River City Saga: Three Kingdoms takes the familiar characters and art style from the Kunio series–best known for River City Ransom and Super Dodgeball in the West–and applies it to a unique new setting: the Three Kingdoms era of Chinese history. It’s an unexpected mash-up, with familiar characters like Kunio, Riki, and Misako playing dress-up as historical figures, and blending the classical story of warring kingdoms with modern-day smack-talk. Similarly, the gameplay is a mixture of eras, blending some modern-day brawler conventions into a game that is decidedly old-school.
The visual style reflects this mixture, with chunky 8-bit-style sprites set against 3D backgrounds and shading techniques. The setting itself makes a very endearing mixture, albeit not the ideal way to learn Chinese history.
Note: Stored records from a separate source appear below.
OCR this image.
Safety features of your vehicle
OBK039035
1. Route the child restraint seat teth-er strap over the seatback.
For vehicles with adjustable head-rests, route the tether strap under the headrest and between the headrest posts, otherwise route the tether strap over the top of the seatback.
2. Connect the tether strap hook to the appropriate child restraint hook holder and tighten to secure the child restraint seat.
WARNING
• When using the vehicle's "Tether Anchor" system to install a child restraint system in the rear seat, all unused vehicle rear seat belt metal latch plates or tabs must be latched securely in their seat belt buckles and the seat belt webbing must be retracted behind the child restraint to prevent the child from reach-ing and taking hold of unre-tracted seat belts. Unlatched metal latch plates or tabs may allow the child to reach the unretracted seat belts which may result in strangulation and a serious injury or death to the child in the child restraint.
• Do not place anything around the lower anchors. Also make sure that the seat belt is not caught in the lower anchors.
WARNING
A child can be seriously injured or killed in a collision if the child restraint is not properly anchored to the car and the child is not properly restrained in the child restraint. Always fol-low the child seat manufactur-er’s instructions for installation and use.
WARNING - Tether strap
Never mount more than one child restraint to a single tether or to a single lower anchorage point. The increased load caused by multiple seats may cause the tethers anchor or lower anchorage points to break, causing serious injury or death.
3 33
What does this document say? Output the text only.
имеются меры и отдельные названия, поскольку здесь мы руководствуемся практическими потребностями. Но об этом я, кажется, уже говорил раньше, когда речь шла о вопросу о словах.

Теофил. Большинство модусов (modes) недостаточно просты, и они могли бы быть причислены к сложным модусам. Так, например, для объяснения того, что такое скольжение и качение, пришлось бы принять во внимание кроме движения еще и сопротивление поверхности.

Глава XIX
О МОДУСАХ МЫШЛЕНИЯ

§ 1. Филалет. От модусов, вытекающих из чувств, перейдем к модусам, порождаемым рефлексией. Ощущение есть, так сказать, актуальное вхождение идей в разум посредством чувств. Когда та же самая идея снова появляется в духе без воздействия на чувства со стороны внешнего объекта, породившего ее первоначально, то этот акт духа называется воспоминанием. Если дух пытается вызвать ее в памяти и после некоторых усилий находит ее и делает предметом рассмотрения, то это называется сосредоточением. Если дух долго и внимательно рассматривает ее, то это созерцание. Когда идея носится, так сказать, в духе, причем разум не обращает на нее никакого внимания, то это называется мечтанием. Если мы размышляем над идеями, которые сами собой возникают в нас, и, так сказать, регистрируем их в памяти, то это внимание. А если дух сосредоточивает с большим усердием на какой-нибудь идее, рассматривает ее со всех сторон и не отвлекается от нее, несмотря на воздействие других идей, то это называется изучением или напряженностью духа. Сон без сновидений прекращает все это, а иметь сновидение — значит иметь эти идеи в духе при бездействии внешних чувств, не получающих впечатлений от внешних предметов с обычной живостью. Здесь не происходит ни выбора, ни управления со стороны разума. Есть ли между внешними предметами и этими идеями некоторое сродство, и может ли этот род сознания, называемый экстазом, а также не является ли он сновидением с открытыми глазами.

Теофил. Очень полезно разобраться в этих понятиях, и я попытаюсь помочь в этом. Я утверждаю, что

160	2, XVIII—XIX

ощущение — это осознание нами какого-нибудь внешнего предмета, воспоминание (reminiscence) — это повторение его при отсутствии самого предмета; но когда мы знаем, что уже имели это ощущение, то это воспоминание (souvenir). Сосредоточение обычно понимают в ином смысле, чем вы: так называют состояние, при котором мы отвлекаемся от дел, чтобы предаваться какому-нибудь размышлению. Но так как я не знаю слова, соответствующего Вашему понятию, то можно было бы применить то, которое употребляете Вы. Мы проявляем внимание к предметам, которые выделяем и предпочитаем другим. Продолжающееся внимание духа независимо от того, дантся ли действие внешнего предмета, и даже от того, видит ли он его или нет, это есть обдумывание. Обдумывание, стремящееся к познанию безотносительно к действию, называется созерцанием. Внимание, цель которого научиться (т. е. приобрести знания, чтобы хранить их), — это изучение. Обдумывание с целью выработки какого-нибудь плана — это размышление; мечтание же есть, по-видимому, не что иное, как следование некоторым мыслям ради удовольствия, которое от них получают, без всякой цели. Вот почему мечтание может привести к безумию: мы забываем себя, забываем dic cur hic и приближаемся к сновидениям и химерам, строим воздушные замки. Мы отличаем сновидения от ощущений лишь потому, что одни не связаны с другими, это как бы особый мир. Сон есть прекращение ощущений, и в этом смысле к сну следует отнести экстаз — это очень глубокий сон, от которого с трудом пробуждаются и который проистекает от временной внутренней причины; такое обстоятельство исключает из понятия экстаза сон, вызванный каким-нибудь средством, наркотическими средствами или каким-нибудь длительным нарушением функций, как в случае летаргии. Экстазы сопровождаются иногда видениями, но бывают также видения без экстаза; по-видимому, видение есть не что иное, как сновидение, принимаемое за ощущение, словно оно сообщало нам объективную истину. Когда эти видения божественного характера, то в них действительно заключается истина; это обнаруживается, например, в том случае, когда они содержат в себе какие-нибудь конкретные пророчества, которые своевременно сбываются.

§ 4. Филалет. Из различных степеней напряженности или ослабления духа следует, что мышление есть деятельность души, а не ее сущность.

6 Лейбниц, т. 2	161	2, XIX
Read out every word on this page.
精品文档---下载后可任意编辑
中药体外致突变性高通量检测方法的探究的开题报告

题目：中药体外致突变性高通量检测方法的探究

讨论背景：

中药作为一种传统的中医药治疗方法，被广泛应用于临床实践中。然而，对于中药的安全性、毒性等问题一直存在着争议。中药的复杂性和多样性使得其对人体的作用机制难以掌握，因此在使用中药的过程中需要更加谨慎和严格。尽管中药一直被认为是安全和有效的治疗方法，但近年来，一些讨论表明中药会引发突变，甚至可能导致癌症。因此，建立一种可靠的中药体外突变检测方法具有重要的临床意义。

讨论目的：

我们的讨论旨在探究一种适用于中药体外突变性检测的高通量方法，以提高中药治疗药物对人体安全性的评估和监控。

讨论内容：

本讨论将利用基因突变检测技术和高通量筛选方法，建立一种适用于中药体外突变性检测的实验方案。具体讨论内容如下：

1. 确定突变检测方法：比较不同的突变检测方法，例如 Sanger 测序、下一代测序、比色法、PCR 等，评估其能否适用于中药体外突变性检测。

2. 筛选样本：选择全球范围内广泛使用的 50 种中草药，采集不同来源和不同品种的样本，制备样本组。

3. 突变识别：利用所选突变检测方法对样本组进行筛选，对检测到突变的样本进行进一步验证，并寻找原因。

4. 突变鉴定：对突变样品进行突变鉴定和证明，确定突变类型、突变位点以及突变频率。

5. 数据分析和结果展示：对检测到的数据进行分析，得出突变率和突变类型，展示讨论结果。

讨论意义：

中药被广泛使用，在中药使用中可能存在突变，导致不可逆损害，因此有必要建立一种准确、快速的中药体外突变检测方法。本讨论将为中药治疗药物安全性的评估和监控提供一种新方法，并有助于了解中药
I went into the game with only a passing familiarity with the Three Kingdoms saga, and while I’m sure I picked up a few broad strokes and overall ideas, it was sometimes hard to discern what was true to the original story and what was the Kunio series riffing with its own personality and jokes. The major characters are mostly lovable, muscley doofs, true to the Kunio series but perhaps less so to Chinese history.
Like River City Ransom, the bulk of the game consists of beating up street punks, or in this case, bandits or opposing factions of warriors. Since you’re in a war, you’re usually accompanied by one or two allies who fight on their own as well. But River City Ransom was always a loose and goofy brawler. Even in its day, it wasn’t as precise as Final Fight, which came out in the very same year. River City Saga fashions itself much more after the River City Ransom style of game, where movement and attacks feel a little more slippery and you’re prone to being tossed around by enemy attacks.